Once we reached our cruising altitude the cabin crew began the snack service. Bumps also appeared at this point in the flight so the Captain left the seatbelt sign on. Just like our earlier flight, complimentary non-alcoholic beverages were offered. I had a coffee and sparkling water which was accompanied by a small sandwich.

KLM Intra-Europe Economy Snack and Beverage Service

The sandwich was cheese with some sort of spread that wasn’t very good. The cheese had also started to dry out around the edges. I had one bite and left the rest.

KLM Intra-Europe Economy Class Sandwich

After the snack service was complete we had roughly 35 minutes remaining in flight. The Captain had switched off the seatbelt sign and I headed for the restroom. The cart was still in the aisle blocking the rear lavatories so the Business Class flight attendant invited me to use the forward lav which was pretty low frills.

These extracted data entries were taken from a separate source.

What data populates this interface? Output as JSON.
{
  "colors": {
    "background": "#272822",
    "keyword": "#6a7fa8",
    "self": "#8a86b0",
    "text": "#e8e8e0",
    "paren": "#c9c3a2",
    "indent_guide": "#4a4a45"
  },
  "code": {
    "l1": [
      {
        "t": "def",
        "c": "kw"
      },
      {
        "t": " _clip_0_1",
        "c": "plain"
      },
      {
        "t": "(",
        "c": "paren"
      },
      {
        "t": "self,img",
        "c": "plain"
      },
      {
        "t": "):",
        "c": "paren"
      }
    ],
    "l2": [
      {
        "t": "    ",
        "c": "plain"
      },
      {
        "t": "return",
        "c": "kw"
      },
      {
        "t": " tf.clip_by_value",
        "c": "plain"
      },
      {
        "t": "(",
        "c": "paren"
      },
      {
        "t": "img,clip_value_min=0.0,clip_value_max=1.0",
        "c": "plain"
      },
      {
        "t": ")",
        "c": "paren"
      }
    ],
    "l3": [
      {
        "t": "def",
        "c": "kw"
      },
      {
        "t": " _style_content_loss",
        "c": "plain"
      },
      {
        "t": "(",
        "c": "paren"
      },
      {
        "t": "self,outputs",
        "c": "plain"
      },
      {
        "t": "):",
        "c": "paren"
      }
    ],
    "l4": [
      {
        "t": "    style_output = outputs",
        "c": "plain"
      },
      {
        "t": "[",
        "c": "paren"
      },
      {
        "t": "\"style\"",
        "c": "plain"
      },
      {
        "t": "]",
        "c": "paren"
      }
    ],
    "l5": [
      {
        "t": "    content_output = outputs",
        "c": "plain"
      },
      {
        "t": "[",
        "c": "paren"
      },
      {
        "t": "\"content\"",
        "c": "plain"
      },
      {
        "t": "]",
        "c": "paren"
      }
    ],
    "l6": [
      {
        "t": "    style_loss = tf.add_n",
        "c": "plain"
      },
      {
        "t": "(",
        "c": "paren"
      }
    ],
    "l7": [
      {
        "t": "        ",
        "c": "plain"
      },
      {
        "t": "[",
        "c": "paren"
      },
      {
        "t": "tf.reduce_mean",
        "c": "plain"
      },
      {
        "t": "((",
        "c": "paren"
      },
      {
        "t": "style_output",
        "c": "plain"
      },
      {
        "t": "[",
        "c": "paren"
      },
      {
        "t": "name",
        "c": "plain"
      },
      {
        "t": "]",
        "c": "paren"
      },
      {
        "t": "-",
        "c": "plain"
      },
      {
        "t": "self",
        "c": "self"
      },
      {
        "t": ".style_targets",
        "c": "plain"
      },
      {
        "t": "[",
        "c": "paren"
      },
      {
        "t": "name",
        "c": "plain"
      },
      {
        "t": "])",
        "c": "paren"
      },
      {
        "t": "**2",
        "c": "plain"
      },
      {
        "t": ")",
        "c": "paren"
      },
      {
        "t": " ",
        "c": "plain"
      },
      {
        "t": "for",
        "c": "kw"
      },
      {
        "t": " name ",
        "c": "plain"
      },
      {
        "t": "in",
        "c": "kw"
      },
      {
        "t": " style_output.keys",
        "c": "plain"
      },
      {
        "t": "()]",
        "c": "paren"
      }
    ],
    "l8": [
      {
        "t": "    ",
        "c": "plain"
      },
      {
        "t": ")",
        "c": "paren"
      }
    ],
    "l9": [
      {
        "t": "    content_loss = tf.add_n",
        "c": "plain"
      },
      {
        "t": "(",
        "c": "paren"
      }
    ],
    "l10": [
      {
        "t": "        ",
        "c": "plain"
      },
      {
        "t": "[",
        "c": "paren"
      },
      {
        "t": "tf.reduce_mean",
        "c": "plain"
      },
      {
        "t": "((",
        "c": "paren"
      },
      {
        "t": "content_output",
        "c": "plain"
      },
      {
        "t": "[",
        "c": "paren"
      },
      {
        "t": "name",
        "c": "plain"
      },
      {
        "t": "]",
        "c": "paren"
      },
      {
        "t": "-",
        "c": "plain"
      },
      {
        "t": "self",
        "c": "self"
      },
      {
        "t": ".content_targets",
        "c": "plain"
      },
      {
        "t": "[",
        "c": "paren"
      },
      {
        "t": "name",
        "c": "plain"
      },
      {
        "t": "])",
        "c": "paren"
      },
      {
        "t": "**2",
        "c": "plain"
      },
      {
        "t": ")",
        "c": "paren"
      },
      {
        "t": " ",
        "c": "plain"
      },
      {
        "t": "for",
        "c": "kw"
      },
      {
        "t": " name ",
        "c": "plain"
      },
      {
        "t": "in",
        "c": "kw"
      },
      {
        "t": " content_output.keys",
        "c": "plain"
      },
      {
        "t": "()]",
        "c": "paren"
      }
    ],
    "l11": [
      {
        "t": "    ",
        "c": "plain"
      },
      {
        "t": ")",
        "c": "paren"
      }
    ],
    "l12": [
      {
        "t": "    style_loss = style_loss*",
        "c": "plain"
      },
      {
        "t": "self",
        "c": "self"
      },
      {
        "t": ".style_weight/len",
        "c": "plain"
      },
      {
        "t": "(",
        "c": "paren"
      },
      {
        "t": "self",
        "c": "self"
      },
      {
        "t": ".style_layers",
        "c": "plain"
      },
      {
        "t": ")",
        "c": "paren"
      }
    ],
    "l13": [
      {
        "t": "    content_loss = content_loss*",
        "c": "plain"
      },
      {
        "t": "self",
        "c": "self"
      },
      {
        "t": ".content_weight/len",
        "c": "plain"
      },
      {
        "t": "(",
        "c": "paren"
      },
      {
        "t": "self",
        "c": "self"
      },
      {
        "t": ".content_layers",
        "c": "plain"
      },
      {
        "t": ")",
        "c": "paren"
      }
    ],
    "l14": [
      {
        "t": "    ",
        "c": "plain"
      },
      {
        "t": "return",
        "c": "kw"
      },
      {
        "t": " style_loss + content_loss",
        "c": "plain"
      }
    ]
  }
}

KLM Boeing 737-800 Business Class Lavatory

One minor annoyance was the fact that the panel underneath the sink wouldn’t latch and kept falling open. I tried to shut it a couple of times and it didn’t want to stay closed.

a sink with a bottle of soap on it
a sink with a bottle of hand sanitizer on it

Shortly after returning to my seat we began our descent into Bergen.


We touched down in Bergen at 1:20p local time and had a 5 minute taxi to our arrival gate. Since we were seated in the 3rd row we were off the plane quickly and headed down the jetway. Passengers seated at the rear of the plane were able to deplane using airstairs.

Deplaning a KLM Boeing 737-800 at Bergen Airport

Though we had a domestic connection, and had arrived from another Schengen Zone country, we still had to pass through the duty free shop, collect our baggage, and exit the secured area. The walk from the gate to baggage claim felt like an hour, even though it was only 10 minutes through a maze of hallways.

a sign in a building
a woman walking into a building

The airport authority even seemed to be having some fun with it as one hallway overlooked the hillside with a sign that read “BERGEN?”.

Bergen Airport Signage

Finally, we reached the end of the maze and located baggage claim outside of the duty free shop. Even after our long walk, it took an additional 20 minutes before our bags arrived on the belt and we headed back upstairs to check in for our onward flight to Tromsø.

a store with shelves of goods
a baggage claim area with a blue screen


With a short haul fleet of Embraer E-Jets and Boeing 737s, KLM offers a remarkably consistent product within Europe. Their complimentary offerings are more than you’d get on other legacy carriers though the sandwich can be hit or miss. Aside from the quirky arrivals procedures at Bergen, which are out of the airline’s control, this was a smooth, easy flight and I’ll continue to book intra-Europe flights with KLM.